Lokasi tersebut disebut berada di bawah kendali M, warga setempat yang diduga sebagai penggerak jaringan penimbunan solar berskala besar. Dari hasil temuan warga, terdapat dua tangki berkapasitas 6.000 liter, puluhan jeriken ukuran 30 liter, serta peralatan pemindahan BBM yang digunakan untuk mengumpulkan solar sebelum dikirim melalui jalur laut.
Solar subsidi tersebut diduga diperoleh dari dua SPBU di Kecamatan Sinjai Utara SPBU Biringere dan SPBU Balangnipa dengan metode pengisian menggunakan jeriken, kemudian ditampung ke dalam tangki utama.
Aktivitas penimbunan ini sempat terhenti setelah kapal pengangkut dari Kolaka tidak jadi merapat. Namun, pada 8 November 2025, warga pesisir Sungai Tangka, Kelurahan Samataring, melakukan penggerebekan dan mengusir para pelaku dari lokasi. Warga bahkan memperingatkan bahwa mereka tidak segan membakar kapal jika aktivitas pengangkutan solar ilegal kembali dilakukan.
Kapal yang digunakan jaringan tersebut merupakan kapal modifikasi dengan empat peti yang mampu menampung total sekitar 16 ton BBM. Saat penggerebekan, warga menemukan sedikitnya 40 jeriken berisi solar serta pompa penyedot yang diduga digunakan untuk memindahkan BBM ke peti kapal yang telah dilapisi fiberglass.

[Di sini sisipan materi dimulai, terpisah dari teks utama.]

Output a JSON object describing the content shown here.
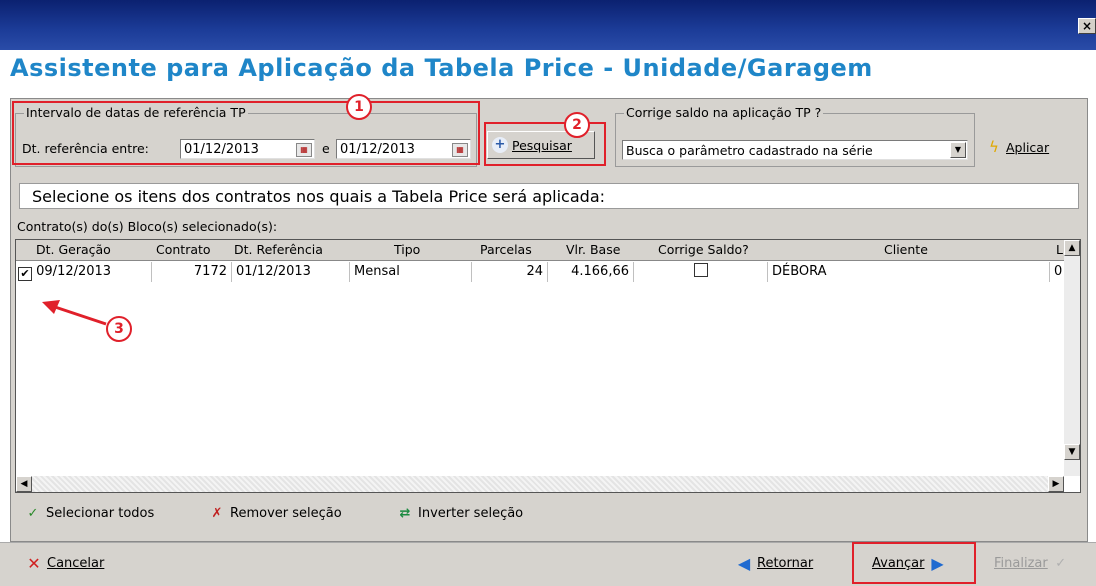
{
  "window": {
    "close_glyph": "×"
  },
  "heading": "Assistente para Aplicação da Tabela Price - Unidade/Garagem",
  "date_group": {
    "title": "Intervalo de datas de referência TP",
    "label": "Dt. referência entre:",
    "start": "01/12/2013",
    "sep": "e",
    "end": "01/12/2013"
  },
  "search": {
    "label": "Pesquisar"
  },
  "correction": {
    "title": "Corrige saldo na aplicação TP ?",
    "selected": "Busca o parâmetro cadastrado na série",
    "apply_label": "Aplicar"
  },
  "info_text": "Selecione os itens dos contratos nos quais a Tabela Price será aplicada:",
  "grid_caption": "Contrato(s) do(s) Bloco(s) selecionado(s):",
  "grid": {
    "columns": [
      "Dt. Geração",
      "Contrato",
      "Dt. Referência",
      "Tipo",
      "Parcelas",
      "Vlr. Base",
      "Corrige Saldo?",
      "Cliente",
      "L"
    ],
    "rows": [
      {
        "checked": true,
        "dt_geracao": "09/12/2013",
        "contrato": "7172",
        "dt_referencia": "01/12/2013",
        "tipo": "Mensal",
        "parcelas": "24",
        "vlr_base": "4.166,66",
        "corrige_saldo": false,
        "cliente": "DÉBORA",
        "l": "0"
      }
    ]
  },
  "selection_actions": {
    "select_all": "Selecionar todos",
    "remove": "Remover seleção",
    "invert": "Inverter seleção"
  },
  "footer": {
    "cancel": "Cancelar",
    "back": "Retornar",
    "next": "Avançar",
    "finish": "Finalizar"
  },
  "annotations": [
    "1",
    "2",
    "3"
  ],
  "colors": {
    "heading": "#1f86c8",
    "highlight": "#e0202a",
    "titlebar": "#0b2170"
  }
}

Nahkoda kapal diketahui bernama Khaerudin. Ia mengaku mengambil solar dari M di kawasan Tongke-Tongke. Seluruh awak kapal berasal dari Kolaka, Tamboli, Sulawesi Tenggara, menunjukkan bahwa jaringan ini diduga beroperasi lintas daerah dan melibatkan lebih dari satu kelompok.
Kecurigaan keterlibatan oknum aparat juga mengemuka. Aktivitas M disebut mendapat perlindungan dari oknum anggota Polres Sinjai berinisial A, yang diduga bergerak atas arahan oknum lain berinisial ME. Sosok ME disebut-sebut memiliki kedekatan dengan pejabat di tingkat Polres. Dugaan tersebut, menurut sumber berinisial R, menjadi hambatan serius dalam penegakan hukum terhadap praktik penyalahgunaan BBM subsidi di daerah itu.
“Aksi mafia solar ini berdampak langsung pada masyarakat. Kelangkaan solar yang dialami nelayan, petani, pelaku usaha kecil, hingga sektor transportasi laut merupakan konsekuensi dari aktivitas penimbunan ini. Respons keras warga berupa pengusiran kapal menunjukkan meningkatnya ketegangan dan potensi konflik horizontal akibat kekecewaan terhadap lemahnya tindakan aparat,” ujar R, Minggu (23/11/2025).
R menegaskan bahwa situasi tersebut memunculkan tuntutan agar aparat penegak hukum bertindak tegas, transparan, dan bebas intervensi. “Penindakan yang diawasi secara independen penting untuk memutus mata rantai mafia solar di Sinjai,” tambahnya.